Hij kan uit zijn leden werkgroepen samenstellen waaraan hij bijzondere taken toevertrouwt.

Deze Raad is samengesteld uit : - twee leden aangewezen door het Hof van Cassatie; het eerste maakt deel uit van de zetel en is aangewezen door de eerste voorzitter, het andere maakt deel uit van het parket van het Hof en is aangewezen door de procureur-generaal; - vier leden aangewezen door de eerste voorzitters van de hoven van beroep en van de arbeidshoven; twee van de vier komen uit een rechtbank van eerste aanleg; - twee leden aangewezen door het College van procureurs-generaal; - twee leden aangewezen door de Raad van de procureurs des Konings; - een vrederechter en een politierechter aangewezen door de Minister van Justitie; - de directeur-generaal van de Rechterlijke Orde van de federale overheidsdienst Justitie; - een lid aangewezen door de Orde van Vlaamse Balies; - een lid aangewezen door de Ordre des barreaux francophones et germanophone; - twee leden aangewezen door de Nationale Kamer van Gerechtsdeurwaarders; - twee leden aangewezen door de Nationale Kamer van notarissen; - twee leden van het personeel van de secretariaten van de parketten en van de auditoraten, aangewezen door de Minister van Justitie; - twee leden van het personeel van de griffies, aangewezen door de Minister van Justitie; - twee personen die beschikken over een grondige ervaring die nuttig is voor het uitoefenen van de bevoegdheden van de Algemene Raad van de partners van de Rechterlijke Orde, aangewezen door de Minister van Justitie.

Aan deze Raad worden twee leden van de Hoge Raad voor de Justitie, aangewezen door de algemene vergadering, toegevoegd als waarnemer zonder stemrecht.

De voorzitter en de ondervoorzitter van de Commissie zijn van rechtswege lid van de Algemene Raad van de partners van de Rechterlijke Orde ».

B.2. De verzoekende partijen vorderen de vernietiging van het derde lid van dat artikel en beroepen zich daarbij op hun hoedanigheid van arbeidsauditeur, eerste substituut-arbeidsauditeur of substituut-arbeidsauditeur. Sommigen beroepen zich eveneens op hun hoedanigheid van lid van de Raad van arbeidsauditeurs.

B.3. Zij leiden een enig middel af uit de schending van de artikelen 10 en 11 van de Grondwet, doordat de Raad van arbeidsauditeurs, in tegenstelling tot de Raad van procureurs des Konings, geen leden van de Algemene Raad van de partners van de Rechterlijke Orde kan aanwijzen.

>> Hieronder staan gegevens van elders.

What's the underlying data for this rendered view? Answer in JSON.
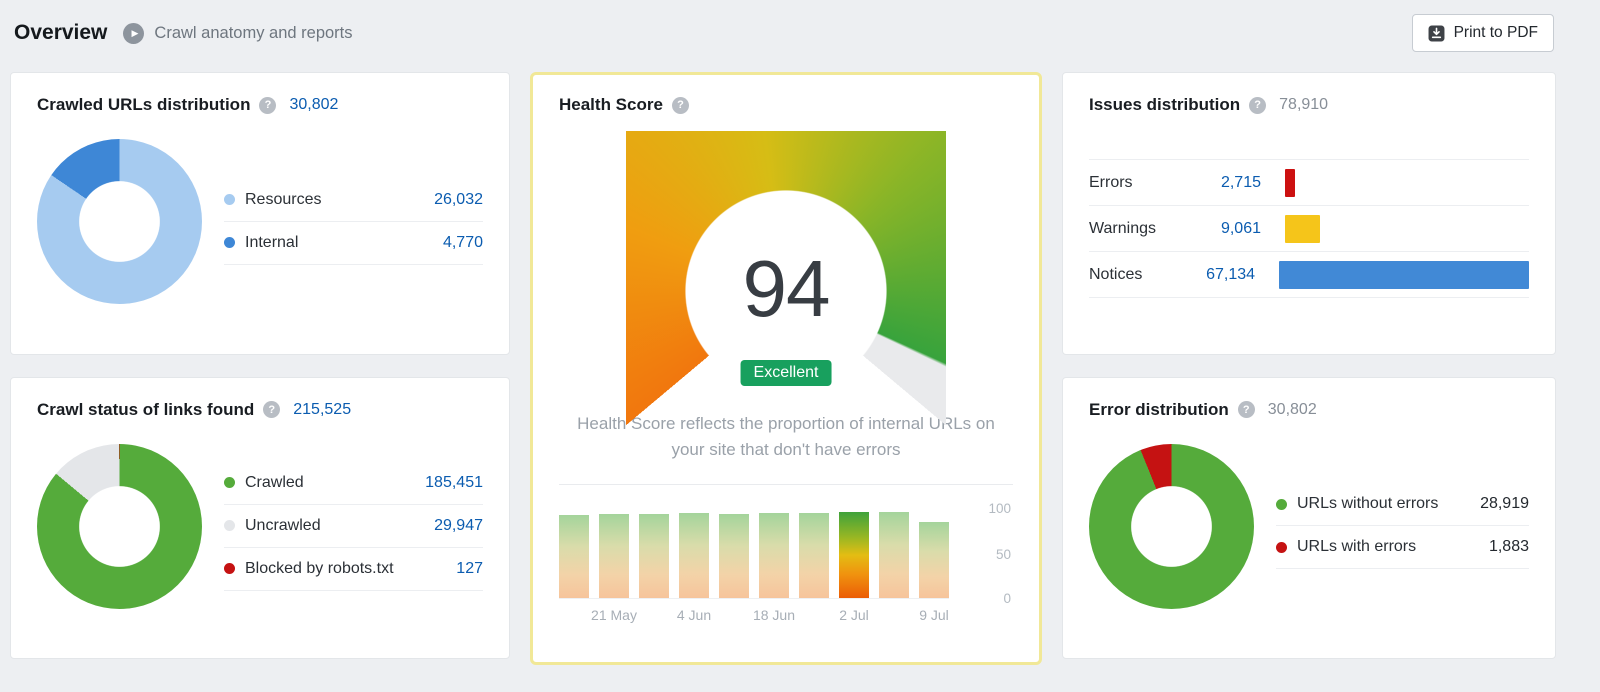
{
  "colors": {
    "link_blue": "#0b5cb0",
    "badge_green": "#18a05e",
    "highlight_border": "#f1e897"
  },
  "icons": {
    "play": "▶",
    "help": "?",
    "download": "download-to-pdf"
  },
  "header": {
    "title": "Overview",
    "subtitle": "Crawl anatomy and reports",
    "print_button": "Print to PDF"
  },
  "cards": {
    "crawled": {
      "title": "Crawled URLs distribution",
      "total": "30,802",
      "legend": [
        {
          "label": "Resources",
          "value": "26,032",
          "value_num": 26032,
          "color": "#a6cbf0"
        },
        {
          "label": "Internal",
          "value": "4,770",
          "value_num": 4770,
          "color": "#3e87d6"
        }
      ]
    },
    "crawl_status": {
      "title": "Crawl status of links found",
      "total": "215,525",
      "legend": [
        {
          "label": "Crawled",
          "value": "185,451",
          "value_num": 185451,
          "color": "#55ab3b"
        },
        {
          "label": "Uncrawled",
          "value": "29,947",
          "value_num": 29947,
          "color": "#e4e6e9"
        },
        {
          "label": "Blocked by robots.txt",
          "value": "127",
          "value_num": 127,
          "color": "#c51212"
        }
      ]
    },
    "health_score": {
      "title": "Health Score",
      "score": "94",
      "score_num": 94,
      "badge": "Excellent",
      "description": "Health Score reflects the proportion of internal URLs on your site that don't have errors",
      "history": {
        "values": [
          90,
          91,
          91,
          92,
          91,
          92,
          92,
          94,
          93,
          83
        ],
        "selected_index": 7,
        "x_labels": [
          "21 May",
          "4 Jun",
          "18 Jun",
          "2 Jul",
          "9 Jul"
        ],
        "y_ticks": [
          "100",
          "50",
          "0"
        ]
      }
    },
    "issues": {
      "title": "Issues distribution",
      "total": "78,910",
      "rows": [
        {
          "label": "Errors",
          "value": "2,715",
          "value_num": 2715,
          "color": "#cc1111"
        },
        {
          "label": "Warnings",
          "value": "9,061",
          "value_num": 9061,
          "color": "#f5c51a"
        },
        {
          "label": "Notices",
          "value": "67,134",
          "value_num": 67134,
          "color": "#4189d6"
        }
      ]
    },
    "errors_dist": {
      "title": "Error distribution",
      "total": "30,802",
      "legend": [
        {
          "label": "URLs without errors",
          "value": "28,919",
          "value_num": 28919,
          "color": "#55ab3b"
        },
        {
          "label": "URLs with errors",
          "value": "1,883",
          "value_num": 1883,
          "color": "#c51212"
        }
      ]
    }
  },
  "chart_data": [
    {
      "type": "pie",
      "subtype": "donut",
      "title": "Crawled URLs distribution",
      "total": 30802,
      "labels": [
        "Resources",
        "Internal"
      ],
      "values": [
        26032,
        4770
      ],
      "colors": [
        "#a6cbf0",
        "#3e87d6"
      ]
    },
    {
      "type": "pie",
      "subtype": "gauge",
      "title": "Health Score",
      "value": 94,
      "max": 100,
      "label": "Excellent"
    },
    {
      "type": "bar",
      "title": "Health Score history",
      "x_tick_labels": [
        "21 May",
        "4 Jun",
        "18 Jun",
        "2 Jul",
        "9 Jul"
      ],
      "values": [
        90,
        91,
        91,
        92,
        91,
        92,
        92,
        94,
        93,
        83
      ],
      "ylim": [
        0,
        100
      ],
      "yticks": [
        0,
        50,
        100
      ],
      "highlighted_bar_index": 7
    },
    {
      "type": "bar",
      "subtype": "horizontal",
      "title": "Issues distribution",
      "total": 78910,
      "categories": [
        "Errors",
        "Warnings",
        "Notices"
      ],
      "values": [
        2715,
        9061,
        67134
      ],
      "colors": [
        "#cc1111",
        "#f5c51a",
        "#4189d6"
      ]
    },
    {
      "type": "pie",
      "subtype": "donut",
      "title": "Crawl status of links found",
      "total": 215525,
      "labels": [
        "Crawled",
        "Uncrawled",
        "Blocked by robots.txt"
      ],
      "values": [
        185451,
        29947,
        127
      ],
      "colors": [
        "#55ab3b",
        "#e4e6e9",
        "#c51212"
      ]
    },
    {
      "type": "pie",
      "subtype": "donut",
      "title": "Error distribution",
      "total": 30802,
      "labels": [
        "URLs without errors",
        "URLs with errors"
      ],
      "values": [
        28919,
        1883
      ],
      "colors": [
        "#55ab3b",
        "#c51212"
      ]
    }
  ]
}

B.4. Volgens het eerste lid van artikel 10 van de wet van 20 juli 2006 wordt de Algemene Raad van de partners van de Rechterlijke Orde ermee belast initiatieven ter bevordering van de modernisering van Justitie voor te stellen aan de Commissie voor de Modernisering van de Rechterlijke Orde.

De Commissie voor de Modernisering van de Rechterlijke Orde is, naar luid van artikel 2 van de wet van 20 juli 2006, opgericht bij de Federale Overheidsdienst Justitie, maar voert haar opdrachten in alle onafhankelijkheid uit. Ze is belast met elke actie die de modernisering van het beheer van de rechterlijke orde tot doel heeft (artikel 3 van de wet van 20 juli 2006).

B.5.1. Volgens het derde lid van artikel 10 van de wet van 20 juli 2006 (de bestreden bepaling) is de Algemene Raad van de partners van de Rechterlijke Orde samengesteld uit leden die daartoe door de in die bepaling opgesomde instellingen en overheden worden aangewezen.

Tijdens de parlementaire voorbereiding werd beklemtoond dat de bepaling bewust zo werd geformuleerd dat de leden worden aangewezen door de bedoelde instellingen en overheden, maar niet noodzakelijk uit die instellingen en overheden afkomstig moeten zijn, behoudens wanneer het uitdrukkelijk anders werd bepaald (Parl. St., Senaat, 2005-2006, nr. 3-1720/3, p. 47).

B.5.2. In de Algemene Raad van de partners van de Rechterlijke Orde hebben, onder meer, twee leden zitting die worden aangewezen door de Raad van de procureurs des Konings, maar geen leden die worden aangewezen door de Raad van de arbeidsauditeurs.

B.6. Zoals de afdeling wetgeving van de Raad van State heeft opgemerkt in haar advies over het voorontwerp dat heeft geleid tot de bestreden wet, hebben de Commissie voor de Modernisering van de Rechterlijke Orde en de Algemene Raad van de partners van de Rechterlijke Orde geen bevoegdheid om aan derden verplichtingen op te leggen en zijn hun adviezen niet bindend voor de overheid (Parl. St., Senaat, 2005-2006, nr. 3-1720/1, p. 41).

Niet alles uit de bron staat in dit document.